Now in her seventies, Miss Cannon still reported to the observatory six days a week. Every spring she selected a new Pickering Fellow and a new recipient for financial aid from Nantucket nonagenarian Lydia Hinchman. The fresh faces of the incoming young ladies had gradually replaced the long-familiar ones. Florence Cushman retired in 1937 after forty-nine years of computing, proofreading, and assisting Willard Gerrish, who soon followed her. Lillian Hodgdon, the assistant curator of the photographic library, left at the end of half a century’s service. Miss Hodgdon’s title, like Miss Cannon’s, was an observatory honorific, not a university position. In January 1938, however, five years after James B. Conant succeeded Abbott Lawrence Lowell as president, the Harvard Corporation officially recognized Miss Cannon as the William Cranch Bond Astronomer and Curator of Astronomical Photographs. In the same stroke, the corporation reversed the discrimination against Mrs. Gaposchkin by naming her the Phillips Astronomer.
“G O S H !” observatory secretary Arville Walker exclaimed in an in-house broadside announcing the twin events. “For the first time in its 301 glorious years, the Corporation of Harvard University has deliberately recognized women academically” by these appointments. “It is an occasion. Let’s celebrate with a Dutch-treat luncheon—Commander Hotel—Tuesday, January 18, 12:30—85¢. Please report your plans promptly to Miss Walker.” Fully fifty well-wishers showed up.

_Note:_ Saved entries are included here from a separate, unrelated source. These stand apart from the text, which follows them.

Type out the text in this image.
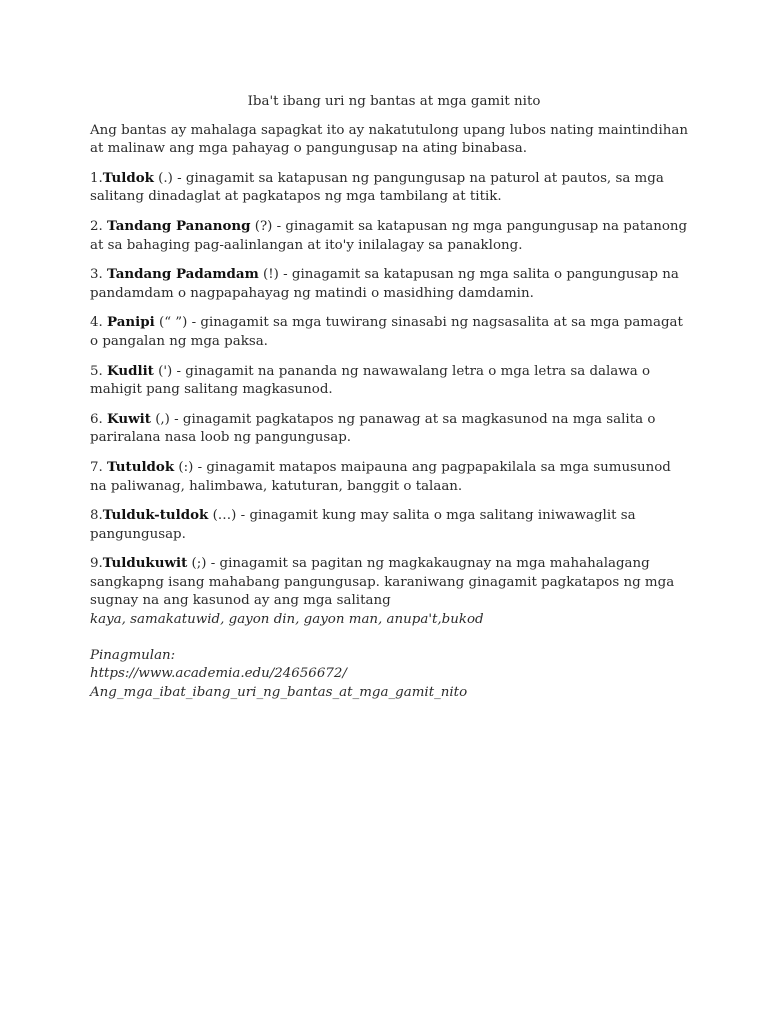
Iba't ibang uri ng bantas at mga gamit nito

Ang bantas ay mahalaga sapagkat ito ay nakatutulong upang lubos nating maintindihan at malinaw ang mga pahayag o pangungusap na ating binabasa.

1.Tuldok (.) - ginagamit sa katapusan ng pangungusap na paturol at pautos, sa mga salitang dinadaglat at pagkatapos ng mga tambilang at titik.

2. Tandang Pananong (?) - ginagamit sa katapusan ng mga pangungusap na patanong at sa bahaging pag-aalinlangan at ito'y inilalagay sa panaklong.

3. Tandang Padamdam (!) - ginagamit sa katapusan ng mga salita o pangungusap na pandamdam o nagpapahayag ng matindi o masidhing damdamin.

4. Panipi (“ ”) - ginagamit sa mga tuwirang sinasabi ng nagsasalita at sa mga pamagat o pangalan ng mga paksa.

5. Kudlit (') - ginagamit na pananda ng nawawalang letra o mga letra sa dalawa o mahigit pang salitang magkasunod.

6. Kuwit (,) - ginagamit pagkatapos ng panawag at sa magkasunod na mga salita o pariralana nasa loob ng pangungusap.

7. Tutuldok (:) - ginagamit matapos maipauna ang pagpapakilala sa mga sumusunod na paliwanag, halimbawa, katuturan, banggit o talaan.

8.Tulduk-tuldok (…) - ginagamit kung may salita o mga salitang iniwawaglit sa pangungusap.

9.Tuldukuwit (;) - ginagamit sa pagitan ng magkakaugnay na mga mahahalagang sangkapng isang mahabang pangungusap. karaniwang ginagamit pagkatapos ng mga sugnay na ang kasunod ay ang mga salitang
kaya, samakatuwid, gayon din, gayon man, anupa't,bukod

Pinagmulan:
https://www.academia.edu/24656672/
Ang_mga_ibat_ibang_uri_ng_bantas_at_mga_gamit_nito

In her excitement, Miss Walker had slightly overstated the nature of the honors done to Miss Cannon and Mrs. Gaposchkin. While their new titles had indeed been granted by the corporation and approved by the Board of Overseers, they were not exactly academic. Miss Cannon was to continue as before, in a post now glorified by association with the name of founding observatory director William Cranch Bond. The Phillips name, as in “Phillips Astronomer,” had also been attached to the institution since its infancy. Edward
Bromfield Phillips, a Harvard classmate and close friend of Bond’s son George, had willed his family fortune of $100,000 to the observatory shortly before he killed himself in 1848, at the age of twenty-three. William Cranch Bond consequently became the first Phillips Professor, followed by his successors, George Phillips Bond and Joseph Winlock. In Pickering’s day, the bequest of an even larger fortune changed the director’s title to Paine Professor, in memory of benefactor Robert Treat Paine. At that point, the Phillips Professorship devolved on Arthur Searle, and passed to Solon Bailey after Searle officially retired in 1912. Now that the Phillips title belonged to Mrs. Gaposchkin, it gained her a listing in the Harvard catalogue as an officer of the university. Shapley hoped it would do yet more. In pressing for her appointment as the Phillips Astronomer, he had needed to assure the corporation that conferring the title on a woman would not make her a member of the college faculty or even of the astronomy department. Meanwhile Shapley confided to President Conant, “At some future time, if the University approves the policy, I should like to recommend that the title be changed to Phillips Professor of Astronomy.” After all, she was already teaching and directing graduate research, sitting on three IAU commissions, and enjoying an international reputation as an astrophysicist, spectroscopist, and photometrist. She was also the mother of two children. Edward, named for her father, was born May 29, 1935, and Katherine on January 25, 1937. The Gaposchkins had bought a house in Lexington on a large lot, where they cleared the yard of rocks and brambles to make room for flowers and trees.